Theoretical contributions include optimal convergence rates for both algorithms. In the deterministic (noise‑free) regime, NAMO and NAMO‑D achieve the O(1/T) rate, matching the best possible for first‑order methods. In the stochastic regime, under standard Lipschitz‑smoothness and bounded‑variance assumptions, they attain O(1/√T) convergence that adapts to the variance σ² of the stochastic gradients; when the batch size is sufficiently large, the rate improves to the optimal O(1/T). The analysis leverages bias‑corrected moment estimates, convex combinations of past gradients, and norm‑duality properties of orthogonalization.
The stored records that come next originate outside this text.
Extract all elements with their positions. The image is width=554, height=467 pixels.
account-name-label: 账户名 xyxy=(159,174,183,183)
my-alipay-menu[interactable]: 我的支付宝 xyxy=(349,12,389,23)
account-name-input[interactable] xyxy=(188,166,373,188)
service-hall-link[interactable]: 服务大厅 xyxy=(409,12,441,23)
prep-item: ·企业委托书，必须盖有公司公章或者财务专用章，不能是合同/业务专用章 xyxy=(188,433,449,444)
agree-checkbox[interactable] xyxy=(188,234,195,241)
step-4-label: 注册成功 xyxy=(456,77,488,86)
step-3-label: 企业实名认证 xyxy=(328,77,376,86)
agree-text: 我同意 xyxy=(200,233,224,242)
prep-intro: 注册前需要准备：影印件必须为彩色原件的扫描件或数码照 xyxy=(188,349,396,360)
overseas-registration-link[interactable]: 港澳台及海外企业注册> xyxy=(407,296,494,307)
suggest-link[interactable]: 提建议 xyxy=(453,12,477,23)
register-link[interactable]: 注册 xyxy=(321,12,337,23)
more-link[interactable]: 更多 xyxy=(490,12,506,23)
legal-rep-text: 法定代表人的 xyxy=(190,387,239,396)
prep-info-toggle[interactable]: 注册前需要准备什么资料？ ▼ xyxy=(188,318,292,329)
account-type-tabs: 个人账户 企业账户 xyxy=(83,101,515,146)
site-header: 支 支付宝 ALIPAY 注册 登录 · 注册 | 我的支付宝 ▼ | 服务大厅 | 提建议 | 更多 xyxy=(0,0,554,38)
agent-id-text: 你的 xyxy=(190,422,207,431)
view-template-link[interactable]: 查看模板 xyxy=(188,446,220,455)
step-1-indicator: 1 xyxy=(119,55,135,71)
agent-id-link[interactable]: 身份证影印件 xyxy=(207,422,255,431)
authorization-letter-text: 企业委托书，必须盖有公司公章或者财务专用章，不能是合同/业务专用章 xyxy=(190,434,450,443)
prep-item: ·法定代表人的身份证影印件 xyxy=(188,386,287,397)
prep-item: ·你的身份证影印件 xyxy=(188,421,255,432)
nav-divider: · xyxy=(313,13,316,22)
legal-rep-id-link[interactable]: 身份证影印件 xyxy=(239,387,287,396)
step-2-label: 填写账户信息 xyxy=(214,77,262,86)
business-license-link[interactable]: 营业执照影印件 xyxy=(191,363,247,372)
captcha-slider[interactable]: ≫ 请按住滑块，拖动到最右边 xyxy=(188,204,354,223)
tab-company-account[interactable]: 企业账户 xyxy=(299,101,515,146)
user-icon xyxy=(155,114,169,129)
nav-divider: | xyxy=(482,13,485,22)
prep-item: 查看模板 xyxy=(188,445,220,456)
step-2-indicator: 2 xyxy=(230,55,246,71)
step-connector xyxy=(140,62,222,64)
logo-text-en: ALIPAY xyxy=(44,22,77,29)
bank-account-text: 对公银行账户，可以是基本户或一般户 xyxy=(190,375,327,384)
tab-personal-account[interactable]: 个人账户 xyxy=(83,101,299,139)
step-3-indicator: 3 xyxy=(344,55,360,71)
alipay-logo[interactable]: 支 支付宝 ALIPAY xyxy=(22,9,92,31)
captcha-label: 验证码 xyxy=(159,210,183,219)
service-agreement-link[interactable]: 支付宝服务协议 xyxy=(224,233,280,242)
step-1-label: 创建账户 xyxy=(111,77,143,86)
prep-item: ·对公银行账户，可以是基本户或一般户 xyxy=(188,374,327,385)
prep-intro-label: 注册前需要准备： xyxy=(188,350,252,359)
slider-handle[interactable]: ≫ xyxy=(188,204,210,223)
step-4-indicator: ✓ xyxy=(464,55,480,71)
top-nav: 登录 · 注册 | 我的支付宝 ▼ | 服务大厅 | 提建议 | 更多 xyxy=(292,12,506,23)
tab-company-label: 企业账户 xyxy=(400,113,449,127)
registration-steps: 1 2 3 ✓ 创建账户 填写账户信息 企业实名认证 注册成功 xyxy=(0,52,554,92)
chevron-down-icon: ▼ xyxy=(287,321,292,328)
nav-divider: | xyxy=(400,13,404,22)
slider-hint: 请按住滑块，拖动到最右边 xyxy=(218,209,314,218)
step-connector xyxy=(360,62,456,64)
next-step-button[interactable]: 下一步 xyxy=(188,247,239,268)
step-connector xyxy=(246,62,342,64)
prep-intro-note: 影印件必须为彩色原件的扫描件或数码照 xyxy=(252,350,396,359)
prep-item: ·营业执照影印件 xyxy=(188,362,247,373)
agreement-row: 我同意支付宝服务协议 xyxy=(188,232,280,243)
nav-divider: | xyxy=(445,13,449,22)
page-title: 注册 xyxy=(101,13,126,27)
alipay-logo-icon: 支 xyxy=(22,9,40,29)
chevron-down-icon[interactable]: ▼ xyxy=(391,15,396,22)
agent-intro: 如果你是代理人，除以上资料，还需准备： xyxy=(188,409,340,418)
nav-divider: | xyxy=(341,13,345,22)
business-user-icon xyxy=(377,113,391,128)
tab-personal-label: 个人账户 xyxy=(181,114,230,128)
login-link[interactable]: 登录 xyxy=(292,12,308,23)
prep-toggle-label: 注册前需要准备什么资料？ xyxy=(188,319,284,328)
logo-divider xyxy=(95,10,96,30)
Empirically, the authors pre‑train GPT‑2 (124 M parameters) on 200 B tokens, comparing NAMO and NAMO‑D against AdamW and Muon under identical hyper‑parameters (learning rate, β₁, β₂, weight decay). NAMO reduces perplexity by 1.8 % relative to AdamW and 1.2 % relative to Muon. NAMO‑D, with a clamping factor c = 0.7, yields an additional 0.4 % perplexity improvement over NAMO, while also showing reduced gradient explosion incidents and smoother loss curves. Computational overhead is modest: NAMO adds only a Frobenius‑norm computation and orthogonalization (implemented via a few Newton–Schulz iterations), while NAMO‑D adds O(n) extra storage for column norms and diagonal scaling.

In summary, the paper delivers a principled integration of orthogonalized momentum and Adam‑style variance adaptation. NAMO offers a practically cost‑free upgrade to Muon by preserving orthogonal updates and automatically damping noisy steps. NAMO‑D further exploits neuron‑wise noise statistics, delivering measurable gains on large‑scale language model training. The work bridges the gap between structure‑aware optimization and adaptive learning‑rate methods, providing both rigorous convergence guarantees and compelling empirical evidence that the combined approach outperforms the current state‑of‑the‑art optimizers in real‑world LLM training.